The Hubble Space Telescope has captured a 'light echo' — ripples of light from a supernova (explosion of a star) bouncing off a massive cloud of dust, according to a release from Nasa.
The rare cosmic event, dubbed SN 2014J, was discovered in January 2014 in the nearby starbust galaxy Messier 82, which is located some 11.4 million light years away and is commonly known as the cigar galaxy due to its unique elliptical shape.
SN 2014J has been classified as 'Type Ia supernova', which occurs in a binary star system (two stars orbiting one another) consisting of a burned-out white dwarf and a companion star. This was the closest such explosion in the last four decades.
The expanding shell of light from the event was captured in multiple images taken over the course of the next two years (November 2014 to October 2016), ultimately leading to a compiled video of the whole thing.
"Voices reverberating off mountains and the sound of footsteps bouncing off walls are examples of an echo. Echoes happen when sound waves ricochet off surfaces and return to the listener," says Space Telescope Science Institute that released a movie of the phenomenon on its Hubble website.

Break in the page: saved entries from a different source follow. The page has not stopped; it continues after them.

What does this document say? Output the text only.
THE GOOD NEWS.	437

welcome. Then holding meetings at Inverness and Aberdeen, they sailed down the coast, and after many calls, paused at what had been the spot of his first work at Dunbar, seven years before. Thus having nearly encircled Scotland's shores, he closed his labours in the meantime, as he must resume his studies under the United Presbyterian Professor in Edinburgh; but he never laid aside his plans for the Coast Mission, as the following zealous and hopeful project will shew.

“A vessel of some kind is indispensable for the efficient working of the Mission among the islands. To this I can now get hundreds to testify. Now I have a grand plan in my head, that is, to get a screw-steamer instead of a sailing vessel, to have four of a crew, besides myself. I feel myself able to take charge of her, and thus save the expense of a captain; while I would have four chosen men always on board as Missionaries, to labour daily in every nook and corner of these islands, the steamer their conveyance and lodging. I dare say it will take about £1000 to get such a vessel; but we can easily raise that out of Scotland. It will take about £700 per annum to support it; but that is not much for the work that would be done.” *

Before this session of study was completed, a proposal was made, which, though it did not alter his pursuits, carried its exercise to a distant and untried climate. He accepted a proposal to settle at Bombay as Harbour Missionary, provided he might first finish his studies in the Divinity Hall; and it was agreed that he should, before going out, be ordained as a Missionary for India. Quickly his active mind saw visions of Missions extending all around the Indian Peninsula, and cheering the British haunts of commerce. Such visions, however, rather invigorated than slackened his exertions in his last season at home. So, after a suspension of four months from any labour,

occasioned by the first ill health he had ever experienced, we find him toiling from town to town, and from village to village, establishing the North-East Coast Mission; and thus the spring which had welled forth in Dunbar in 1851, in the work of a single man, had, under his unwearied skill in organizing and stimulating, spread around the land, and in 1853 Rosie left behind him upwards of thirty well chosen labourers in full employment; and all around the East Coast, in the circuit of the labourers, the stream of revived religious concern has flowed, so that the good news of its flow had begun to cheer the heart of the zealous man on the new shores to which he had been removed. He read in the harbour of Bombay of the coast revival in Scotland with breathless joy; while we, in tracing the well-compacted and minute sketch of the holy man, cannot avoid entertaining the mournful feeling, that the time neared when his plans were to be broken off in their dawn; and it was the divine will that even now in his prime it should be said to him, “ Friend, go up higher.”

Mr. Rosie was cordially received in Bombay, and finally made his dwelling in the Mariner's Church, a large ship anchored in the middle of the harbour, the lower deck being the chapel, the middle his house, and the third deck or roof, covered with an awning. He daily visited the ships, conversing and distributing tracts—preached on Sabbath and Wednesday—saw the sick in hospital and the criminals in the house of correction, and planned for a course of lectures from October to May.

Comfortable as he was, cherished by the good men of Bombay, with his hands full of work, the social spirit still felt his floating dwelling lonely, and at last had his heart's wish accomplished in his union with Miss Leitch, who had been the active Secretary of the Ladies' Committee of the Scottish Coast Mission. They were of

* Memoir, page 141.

"Space has its own version of an echo. It's not made with sound but with light, and occurs when light bounces off dust clouds". As the report notes, on this occasion, the massive cloud of dust from which the light is seen bouncing and sweeping into the interstellar space extends 300 to 1,600 light years from the supernova. In all, only 15 light echoes from supernova explosions have been spotted till now.